I wish they would just go back to calling it Python, since it’s the Python that everyone knows and uses. No one gets confused over Python the spec and Python the implementation. Every time I see “CPython” i have to double check we’re just talking about Python.

I guess they “CPython’ed” back when people thought Jython would take off , and it never did because Java sucks.

A lot to unpack there, but the language and the implementation are different.

JavaScript and Node.js are different too.

I feel like when the goal is to talk about the internals of it, then it makes sense to call it CPython.

In general, I never, ever see anyone saying "I will write a CPython script". Everybody says "Python" in my experience... do you see it differently?

EDIT: I don't think that your opinion deserves to be downvoted, though...

I find it's usually referred to as CPython when discussing something specific to the implementation or internals of Python that don't apply to Pypy, which seems to be the alternative Python implementation with the most traction.

No harm in being explicit right?

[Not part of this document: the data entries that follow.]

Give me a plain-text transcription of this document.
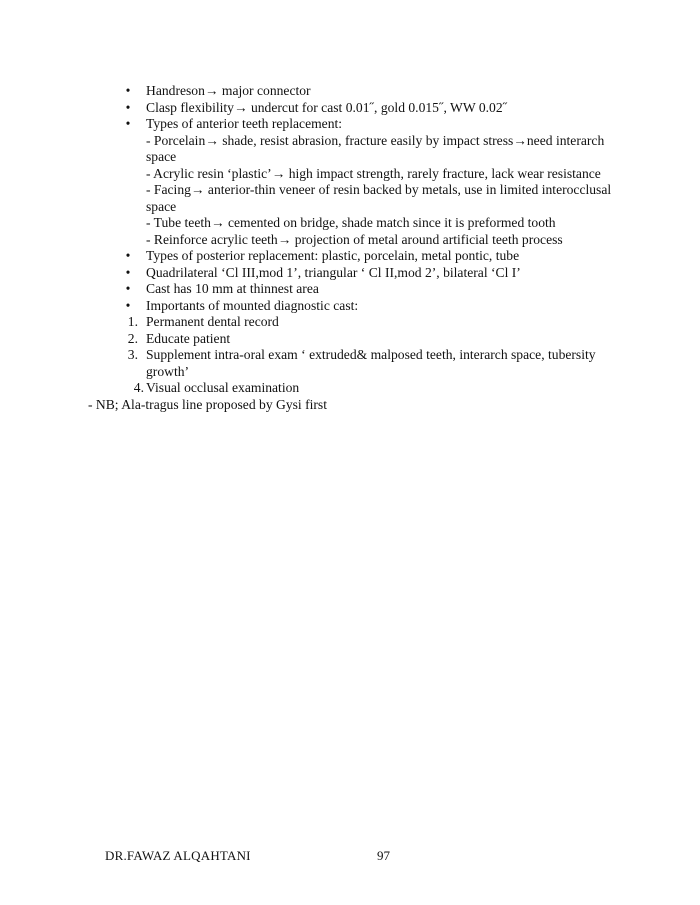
• Handreson→ major connector
• Clasp flexibility→ undercut for cast 0.01˝, gold 0.015˝, WW 0.02˝
• Types of anterior teeth replacement:
- Porcelain→ shade, resist abrasion, fracture easily by impact stress→need interarch
space
- Acrylic resin ‘plastic’→ high impact strength, rarely fracture, lack wear resistance
- Facing→ anterior-thin veneer of resin backed by metals, use in limited interocclusal
space
- Tube teeth→ cemented on bridge, shade match since it is preformed tooth
- Reinforce acrylic teeth→ projection of metal around artificial teeth process
• Types of posterior replacement: plastic, porcelain, metal pontic, tube
• Quadrilateral ‘Cl III,mod 1’, triangular ‘ Cl II,mod 2’, bilateral ‘Cl I’
• Cast has 10 mm at thinnest area
• Importants of mounted diagnostic cast:
1. Permanent dental record
2. Educate patient
3. Supplement intra-oral exam ‘ extruded& malposed teeth, interarch space, tubersity
growth’
4. Visual occlusal examination
- NB; Ala-tragus line proposed by Gysi first
DR.FAWAZ ALQAHTANI	97
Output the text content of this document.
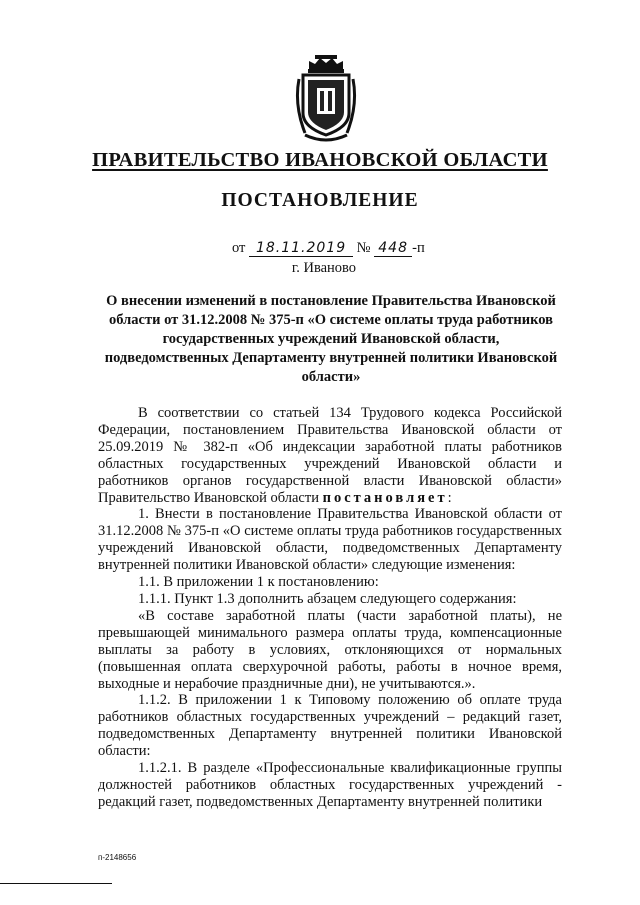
ПРАВИТЕЛЬСТВО ИВАНОВСКОЙ ОБЛАСТИ
ПОСТАНОВЛЕНИЕ
от 18.11.2019 № 448 -п
г. Иваново
О внесении изменений в постановление Правительства Ивановской области от 31.12.2008 № 375-п «О системе оплаты труда работников государственных учреждений Ивановской области, подведомственных Департаменту внутренней политики Ивановской области»

В соответствии со статьей 134 Трудового кодекса Российской Федерации, постановлением Правительства Ивановской области от 25.09.2019 № 382-п «Об индексации заработной платы работников областных государственных учреждений Ивановской области и работников органов государственной власти Ивановской области» Правительство Ивановской области постановляет:

1. Внести в постановление Правительства Ивановской области от 31.12.2008 № 375-п «О системе оплаты труда работников государственных учреждений Ивановской области, подведомственных Департаменту внутренней политики Ивановской области» следующие изменения:

1.1. В приложении 1 к постановлению:

1.1.1. Пункт 1.3 дополнить абзацем следующего содержания:

«В составе заработной платы (части заработной платы), не превышающей минимального размера оплаты труда, компенсационные выплаты за работу в условиях, отклоняющихся от нормальных (повышенная оплата сверхурочной работы, работы в ночное время, выходные и нерабочие праздничные дни), не учитываются.».

1.1.2. В приложении 1 к Типовому положению об оплате труда работников областных государственных учреждений – редакций газет, подведомственных Департаменту внутренней политики Ивановской области:

1.1.2.1. В разделе «Профессиональные квалификационные группы должностей работников областных государственных учреждений - редакций газет, подведомственных Департаменту внутренней политики

п-2148656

Tis part of the zen of Python after all.

Had to write a fairly substantial native extension to Python a couple years ago and one of the things I enjoyed was that the details were not easily "Googleable" because implementation results were swamped by language level results.

It took me back to the old days of source diving and accumulated knowledge that you carried around in your head.

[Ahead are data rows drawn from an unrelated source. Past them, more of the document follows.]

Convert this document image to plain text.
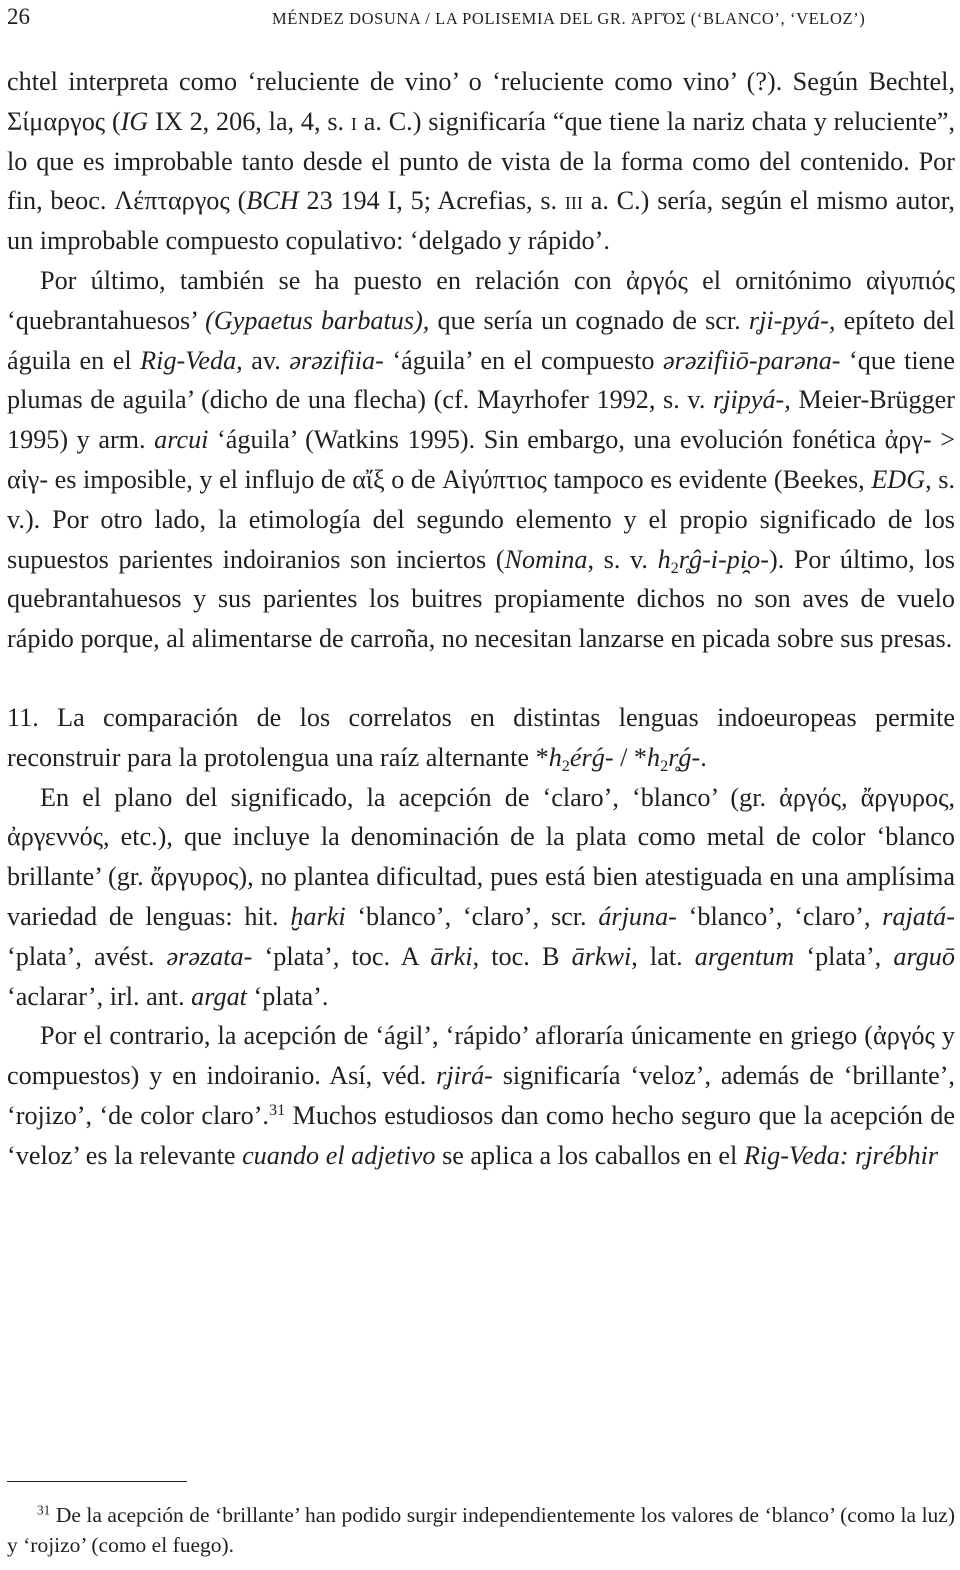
26	MÉNDEZ DOSUNA / LA POLISEMIA DEL GR. ἈΡΓΌΣ (‘BLANCO’, ‘VELOZ’)

chtel interpreta como ‘reluciente de vino’ o ‘reluciente como vino’ (?). Según Bechtel, Σίμαργος (IG IX 2, 206, la, 4, s. i a. C.) significaría “que tiene la nariz chata y reluciente”, lo que es improbable tanto desde el punto de vista de la forma como del contenido. Por fin, beoc. Λέπταργος (BCH 23 194 I, 5; Acrefias, s. iii a. C.) sería, según el mismo autor, un improbable compuesto copulativo: ‘delgado y rápido’.

Por último, también se ha puesto en relación con ἀργός el ornitónimo αἰγυπιός ‘quebrantahuesos’ (Gypaetus barbatus), que sería un cognado de scr. r̥ji-pyá-, epíteto del águila en el Rig-Veda, av. ərəzifiia- ‘águila’ en el compuesto ərəzifiiō-parəna- ‘que tiene plumas de aguila’ (dicho de una flecha) (cf. Mayrhofer 1992, s. v. r̥jipyá-, Meier-Brügger 1995) y arm. arcui ‘águila’ (Watkins 1995). Sin embargo, una evolución fonética ἀργ- > αἰγ- es imposible, y el influjo de αἴξ o de Αἰγύπτιος tampoco es evidente (Beekes, EDG, s. v.). Por otro lado, la etimología del segundo elemento y el propio significado de los supuestos parientes indoiranios son inciertos (Nomina, s. v. $h_2r̥ĝ-i-pi̯o-$). Por último, los quebrantahuesos y sus parientes los buitres propiamente dichos no son aves de vuelo rápido porque, al alimentarse de carroña, no necesitan lanzarse en picada sobre sus presas.

11. La comparación de los correlatos en distintas lenguas indoeuropeas permite reconstruir para la protolengua una raíz alternante $*h_2érǵ-$ / $*h_2r̥ǵ-$.

En el plano del significado, la acepción de ‘claro’, ‘blanco’ (gr. ἀργός, ἄργυρος, ἀργεννός, etc.), que incluye la denominación de la plata como metal de color ‘blanco brillante’ (gr. ἄργυρος), no plantea dificultad, pues está bien atestiguada en una amplísima variedad de lenguas: hit. ḫarki ‘blanco’, ‘claro’, scr. árjuna- ‘blanco’, ‘claro’, rajatá- ‘plata’, avést. ərəzata- ‘plata’, toc. A ārki, toc. B ārkwi, lat. argentum ‘plata’, arguō ‘aclarar’, irl. ant. argat ‘plata’.

Por el contrario, la acepción de ‘ágil’, ‘rápido’ afloraría únicamente en griego (ἀργός y compuestos) y en indoiranio. Así, véd. r̥jirá- significaría ‘veloz’, además de ‘brillante’, ‘rojizo’, ‘de color claro’.$^{31}$ Muchos estudiosos dan como hecho seguro que la acepción de ‘veloz’ es la relevante cuando el adjetivo se aplica a los caballos en el Rig-Veda: r̥jrébhir

$^{31}$ De la acepción de ‘brillante’ han podido surgir independientemente los valores de ‘blanco’ (como la luz) y ‘rojizo’ (como el fuego).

https://www.dave.org/posts/20220806_python/

Great write up, thank you for sharing it! Quick question though, in your first code example (dynamic enum with a metaclass) what is "m" in this line towards the start?

    Py_DECREF(m)
Is it the metaclass?
There's a file on docs.python.org explaining the C api. The rest is pretty straightforward, at least until recently when free threading was introduced (IDK about now). Main hassle is manually having to track reference borrowing etc. Understandable in Python 2, but another tragedy in Python 3.
This looks quite nice. I always wished there was something like "Ruby Under a Microscope" for Python (and other languages). It was quite instrumental for my deeper understanding of the language.